O gelo começou a partir-se durante um almoço na sede do Banco Carregosa, no Porto. O edifício não é o mesmo onde nasceu a casa de câmbios que lhe deu origem, mas o peso da história continua a marcar presença naquelas paredes. Os títulos e cupões em papel são pedaços de história que espelham a evolução do Carregosa.
Seguiu-se uma curta viagem até ao Palácio da Bolsa, o local onde Maria Cândida Rocha e Silva ganhou papel de destaque como a primeira mulher corretora em Portugal e onde decorreu esta entrevista. O espaço que no passado acolheu o "floor" da Bolsa de Valores do Porto está hoje repleto de turistas. A mulher que cresceu ao lado do pai, que viveu a boémia de Coimbra, que passou alguns anos em Luanda, mas que se destacou no Porto diz-nos que a história não se irá preocupar consigo, mas deixa na história do sistema financeiro português um caminho de afirmação que poucas mulheres puderam alcançar. A presidente do conselho de administração do Banco Carregosa marca com esta entrevista de vida o arranque da 5.ª edição da iniciativa Negócios Sustentabilidade 20|30.
Estamos no Palácio da Bolsa, onde trabalhou como corretora quando a Bolsa de Valores do Porto aqui operava. Qual o melhor e pior momento que recorda aqui?

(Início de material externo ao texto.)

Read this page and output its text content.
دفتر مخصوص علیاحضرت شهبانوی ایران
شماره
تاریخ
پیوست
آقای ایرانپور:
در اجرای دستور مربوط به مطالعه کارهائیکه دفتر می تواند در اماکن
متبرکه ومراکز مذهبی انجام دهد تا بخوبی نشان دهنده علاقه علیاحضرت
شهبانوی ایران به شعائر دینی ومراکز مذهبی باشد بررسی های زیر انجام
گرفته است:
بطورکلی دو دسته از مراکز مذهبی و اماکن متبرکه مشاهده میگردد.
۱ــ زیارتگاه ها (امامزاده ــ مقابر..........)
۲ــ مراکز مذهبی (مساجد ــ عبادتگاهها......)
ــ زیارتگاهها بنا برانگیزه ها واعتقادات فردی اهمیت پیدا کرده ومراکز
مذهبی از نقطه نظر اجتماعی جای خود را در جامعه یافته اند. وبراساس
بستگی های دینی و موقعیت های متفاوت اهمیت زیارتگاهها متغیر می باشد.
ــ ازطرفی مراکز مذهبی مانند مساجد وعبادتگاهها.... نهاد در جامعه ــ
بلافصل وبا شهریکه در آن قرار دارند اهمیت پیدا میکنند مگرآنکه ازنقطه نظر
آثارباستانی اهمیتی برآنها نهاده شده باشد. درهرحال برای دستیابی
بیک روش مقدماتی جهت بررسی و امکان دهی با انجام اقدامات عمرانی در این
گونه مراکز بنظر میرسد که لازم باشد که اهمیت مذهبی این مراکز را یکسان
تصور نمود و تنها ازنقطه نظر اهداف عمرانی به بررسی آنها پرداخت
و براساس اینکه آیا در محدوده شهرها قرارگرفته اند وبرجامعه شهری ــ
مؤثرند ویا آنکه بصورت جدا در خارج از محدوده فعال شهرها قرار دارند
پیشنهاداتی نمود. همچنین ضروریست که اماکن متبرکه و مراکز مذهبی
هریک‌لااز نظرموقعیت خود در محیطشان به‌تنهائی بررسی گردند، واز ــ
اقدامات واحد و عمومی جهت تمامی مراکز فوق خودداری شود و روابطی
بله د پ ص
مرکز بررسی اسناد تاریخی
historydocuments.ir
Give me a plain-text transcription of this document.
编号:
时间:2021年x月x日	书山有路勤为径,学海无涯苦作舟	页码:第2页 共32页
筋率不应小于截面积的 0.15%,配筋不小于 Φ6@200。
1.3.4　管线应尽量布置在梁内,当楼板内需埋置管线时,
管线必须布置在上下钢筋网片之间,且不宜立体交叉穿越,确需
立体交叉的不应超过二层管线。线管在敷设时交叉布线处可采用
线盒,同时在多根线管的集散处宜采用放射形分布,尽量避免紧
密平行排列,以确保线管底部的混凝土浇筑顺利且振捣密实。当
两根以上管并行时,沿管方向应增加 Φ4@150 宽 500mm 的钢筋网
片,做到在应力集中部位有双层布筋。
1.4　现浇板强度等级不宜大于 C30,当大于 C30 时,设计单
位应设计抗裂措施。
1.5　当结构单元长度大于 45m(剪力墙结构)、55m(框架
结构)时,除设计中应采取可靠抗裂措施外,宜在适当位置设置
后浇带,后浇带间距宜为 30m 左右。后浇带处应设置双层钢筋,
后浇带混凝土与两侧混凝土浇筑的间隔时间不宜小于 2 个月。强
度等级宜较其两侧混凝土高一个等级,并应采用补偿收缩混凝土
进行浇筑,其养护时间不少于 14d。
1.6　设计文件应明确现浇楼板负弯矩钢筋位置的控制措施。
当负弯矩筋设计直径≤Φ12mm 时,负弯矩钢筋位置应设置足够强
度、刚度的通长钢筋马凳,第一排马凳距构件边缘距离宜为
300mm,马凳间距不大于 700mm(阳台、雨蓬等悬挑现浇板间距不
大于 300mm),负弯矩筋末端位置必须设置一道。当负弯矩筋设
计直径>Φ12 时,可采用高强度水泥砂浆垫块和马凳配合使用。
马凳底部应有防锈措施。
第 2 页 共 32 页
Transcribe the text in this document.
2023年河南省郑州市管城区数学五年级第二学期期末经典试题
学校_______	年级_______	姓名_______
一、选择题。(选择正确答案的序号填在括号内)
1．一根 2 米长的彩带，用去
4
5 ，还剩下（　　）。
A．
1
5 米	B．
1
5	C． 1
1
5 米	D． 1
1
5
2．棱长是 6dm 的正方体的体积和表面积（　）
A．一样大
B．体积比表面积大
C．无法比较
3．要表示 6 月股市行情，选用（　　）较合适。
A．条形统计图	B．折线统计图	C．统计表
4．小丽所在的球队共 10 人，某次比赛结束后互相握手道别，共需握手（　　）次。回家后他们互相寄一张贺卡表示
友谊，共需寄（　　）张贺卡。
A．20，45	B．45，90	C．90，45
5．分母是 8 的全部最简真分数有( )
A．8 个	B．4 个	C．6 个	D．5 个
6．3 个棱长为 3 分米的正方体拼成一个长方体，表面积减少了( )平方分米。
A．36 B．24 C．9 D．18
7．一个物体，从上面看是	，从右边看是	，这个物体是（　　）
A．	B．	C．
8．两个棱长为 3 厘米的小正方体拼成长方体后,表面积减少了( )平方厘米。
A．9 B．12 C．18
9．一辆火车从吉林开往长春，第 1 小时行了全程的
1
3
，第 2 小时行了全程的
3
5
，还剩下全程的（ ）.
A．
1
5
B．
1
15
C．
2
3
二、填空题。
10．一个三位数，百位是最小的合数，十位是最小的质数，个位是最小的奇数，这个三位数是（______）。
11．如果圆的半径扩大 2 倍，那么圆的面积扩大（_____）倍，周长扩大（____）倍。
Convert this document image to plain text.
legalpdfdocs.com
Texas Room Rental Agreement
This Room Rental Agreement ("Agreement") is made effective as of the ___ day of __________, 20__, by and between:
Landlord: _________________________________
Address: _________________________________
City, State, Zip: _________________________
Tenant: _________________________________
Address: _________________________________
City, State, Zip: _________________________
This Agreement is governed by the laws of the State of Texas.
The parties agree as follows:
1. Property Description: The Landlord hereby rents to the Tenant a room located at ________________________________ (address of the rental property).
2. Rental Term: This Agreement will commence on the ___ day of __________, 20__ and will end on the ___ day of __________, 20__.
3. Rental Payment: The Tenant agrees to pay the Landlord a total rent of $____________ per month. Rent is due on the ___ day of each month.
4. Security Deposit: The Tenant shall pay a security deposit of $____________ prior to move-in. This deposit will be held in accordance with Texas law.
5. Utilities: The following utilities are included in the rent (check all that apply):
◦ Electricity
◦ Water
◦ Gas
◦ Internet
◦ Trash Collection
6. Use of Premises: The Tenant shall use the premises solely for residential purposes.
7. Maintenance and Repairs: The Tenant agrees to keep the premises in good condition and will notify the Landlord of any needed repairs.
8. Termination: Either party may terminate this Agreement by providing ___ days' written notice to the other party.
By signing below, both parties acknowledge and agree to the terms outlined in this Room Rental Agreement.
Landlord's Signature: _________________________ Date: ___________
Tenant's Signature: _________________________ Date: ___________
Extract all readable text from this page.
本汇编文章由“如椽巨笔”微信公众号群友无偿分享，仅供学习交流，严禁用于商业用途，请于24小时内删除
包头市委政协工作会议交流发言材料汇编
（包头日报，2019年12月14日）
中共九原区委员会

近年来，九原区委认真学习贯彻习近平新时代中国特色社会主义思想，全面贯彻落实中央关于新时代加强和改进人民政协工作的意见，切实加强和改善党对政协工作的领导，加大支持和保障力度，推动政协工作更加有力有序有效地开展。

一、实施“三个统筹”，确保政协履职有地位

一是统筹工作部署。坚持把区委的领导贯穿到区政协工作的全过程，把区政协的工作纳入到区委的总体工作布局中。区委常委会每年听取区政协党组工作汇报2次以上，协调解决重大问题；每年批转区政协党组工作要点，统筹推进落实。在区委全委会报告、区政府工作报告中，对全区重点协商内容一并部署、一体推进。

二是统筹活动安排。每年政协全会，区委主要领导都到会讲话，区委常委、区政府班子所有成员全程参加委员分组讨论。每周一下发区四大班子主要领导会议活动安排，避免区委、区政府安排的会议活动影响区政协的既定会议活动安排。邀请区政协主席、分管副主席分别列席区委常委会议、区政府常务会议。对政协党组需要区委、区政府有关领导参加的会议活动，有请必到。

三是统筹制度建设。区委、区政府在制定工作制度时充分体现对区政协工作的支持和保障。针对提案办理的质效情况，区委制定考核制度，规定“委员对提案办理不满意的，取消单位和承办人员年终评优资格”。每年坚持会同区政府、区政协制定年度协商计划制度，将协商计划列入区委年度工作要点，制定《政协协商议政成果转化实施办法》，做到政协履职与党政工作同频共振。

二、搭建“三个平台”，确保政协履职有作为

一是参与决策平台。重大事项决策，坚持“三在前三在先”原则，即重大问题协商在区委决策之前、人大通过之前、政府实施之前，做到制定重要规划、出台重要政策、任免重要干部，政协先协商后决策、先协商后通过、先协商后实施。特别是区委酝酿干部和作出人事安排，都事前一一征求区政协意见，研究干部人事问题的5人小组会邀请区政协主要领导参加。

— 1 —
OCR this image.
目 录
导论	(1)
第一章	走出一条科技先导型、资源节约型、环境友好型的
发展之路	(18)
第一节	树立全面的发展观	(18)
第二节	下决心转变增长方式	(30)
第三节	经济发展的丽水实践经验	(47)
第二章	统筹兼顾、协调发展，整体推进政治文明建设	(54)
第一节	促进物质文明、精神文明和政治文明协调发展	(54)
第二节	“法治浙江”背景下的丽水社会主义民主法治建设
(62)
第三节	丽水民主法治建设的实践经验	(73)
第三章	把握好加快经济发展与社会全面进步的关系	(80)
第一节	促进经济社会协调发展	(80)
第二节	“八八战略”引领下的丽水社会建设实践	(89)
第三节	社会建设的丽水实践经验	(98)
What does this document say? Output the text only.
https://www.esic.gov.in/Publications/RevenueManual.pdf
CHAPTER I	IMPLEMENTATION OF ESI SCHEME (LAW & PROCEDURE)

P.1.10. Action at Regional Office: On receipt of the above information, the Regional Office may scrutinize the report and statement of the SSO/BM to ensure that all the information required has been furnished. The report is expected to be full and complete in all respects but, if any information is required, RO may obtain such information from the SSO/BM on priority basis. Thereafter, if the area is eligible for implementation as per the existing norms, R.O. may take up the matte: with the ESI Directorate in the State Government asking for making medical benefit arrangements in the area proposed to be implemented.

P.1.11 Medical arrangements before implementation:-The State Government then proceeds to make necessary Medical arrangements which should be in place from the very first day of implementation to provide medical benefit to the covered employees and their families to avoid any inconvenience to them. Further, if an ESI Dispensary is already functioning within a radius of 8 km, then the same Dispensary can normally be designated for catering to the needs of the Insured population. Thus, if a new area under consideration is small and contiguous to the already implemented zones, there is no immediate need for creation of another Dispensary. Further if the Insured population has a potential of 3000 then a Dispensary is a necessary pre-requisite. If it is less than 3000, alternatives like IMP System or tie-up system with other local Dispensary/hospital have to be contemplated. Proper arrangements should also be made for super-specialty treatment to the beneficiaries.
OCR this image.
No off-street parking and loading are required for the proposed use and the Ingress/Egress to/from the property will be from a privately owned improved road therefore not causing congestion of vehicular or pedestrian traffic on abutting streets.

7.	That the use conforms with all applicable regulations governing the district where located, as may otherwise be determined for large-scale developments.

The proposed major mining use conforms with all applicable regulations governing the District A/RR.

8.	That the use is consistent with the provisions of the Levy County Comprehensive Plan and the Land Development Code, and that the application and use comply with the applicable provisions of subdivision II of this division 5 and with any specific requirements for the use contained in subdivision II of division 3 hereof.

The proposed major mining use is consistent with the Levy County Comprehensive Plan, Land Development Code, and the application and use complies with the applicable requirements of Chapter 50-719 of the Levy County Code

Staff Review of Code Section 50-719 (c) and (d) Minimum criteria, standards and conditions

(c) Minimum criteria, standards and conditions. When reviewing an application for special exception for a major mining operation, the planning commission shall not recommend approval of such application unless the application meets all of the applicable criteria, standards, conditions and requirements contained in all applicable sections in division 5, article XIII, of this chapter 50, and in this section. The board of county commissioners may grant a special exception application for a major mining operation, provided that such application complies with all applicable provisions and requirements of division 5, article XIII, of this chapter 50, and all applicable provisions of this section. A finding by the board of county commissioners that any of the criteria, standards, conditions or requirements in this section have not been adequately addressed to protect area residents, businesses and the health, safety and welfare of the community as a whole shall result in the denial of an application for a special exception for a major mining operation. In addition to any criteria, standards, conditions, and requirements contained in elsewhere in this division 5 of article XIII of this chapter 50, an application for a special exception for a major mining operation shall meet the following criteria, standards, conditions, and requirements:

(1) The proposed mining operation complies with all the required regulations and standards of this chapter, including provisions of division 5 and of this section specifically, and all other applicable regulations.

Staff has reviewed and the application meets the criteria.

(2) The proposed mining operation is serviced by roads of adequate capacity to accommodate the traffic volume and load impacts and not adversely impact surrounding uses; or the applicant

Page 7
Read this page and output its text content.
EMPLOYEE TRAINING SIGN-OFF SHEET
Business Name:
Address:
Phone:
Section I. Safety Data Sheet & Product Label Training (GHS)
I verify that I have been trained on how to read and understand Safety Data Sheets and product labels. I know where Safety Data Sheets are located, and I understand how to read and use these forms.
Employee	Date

Acho que o melhor foi quando tudo começou. O Porto nunca tinha tido uma bolsa de valores e eu fui a primeira mulher que trabalhou aqui no "floor". Isso deu-me muito orgulho. De princípio foi uma vida um bocadinho difícil porque tinha havido uma revolução. Antes da revolução transacionavam-se os títulos de qualquer maneira. As pessoas não tinham realmente a noção, só sabiam que aquele papel que hoje valia 10, amanhã valia 20, depois valia 30, depois 40. Veio a revolução e aquilo não valia nada. Depois, muito tempo depois, o Estado deu as tais obrigações do Tesouro – houve nacionalizações e expropriações – que teriam maturidade em 2002. Estávamos em 1974. Era no fim do mundo. Os primeiros tempos foram muito difíceis sob o ponto de vista de negócio porque eu acho que as pessoas não acreditavam e não aderiam. Portugal nunca foi um país com tradição de bolsa e a revolução teve muita influência.
Depois entrou-se num momento de grande euforia quando as coisas estabilizaram.
Estabilizaram, eu estava lá e pude fazer parte desse momento. Ao mesmo tempo foi quebrar com uma... Nunca tinha acontecido, a bolsa nunca tinha funcionado. E eu fiz parte desses primeiros corretores e isso deu-me muito gosto. O momento mais triste foi quando Cavaco Silva e Miguel Cadilhe vieram dizer que nós estávamos a vender gato por lebre.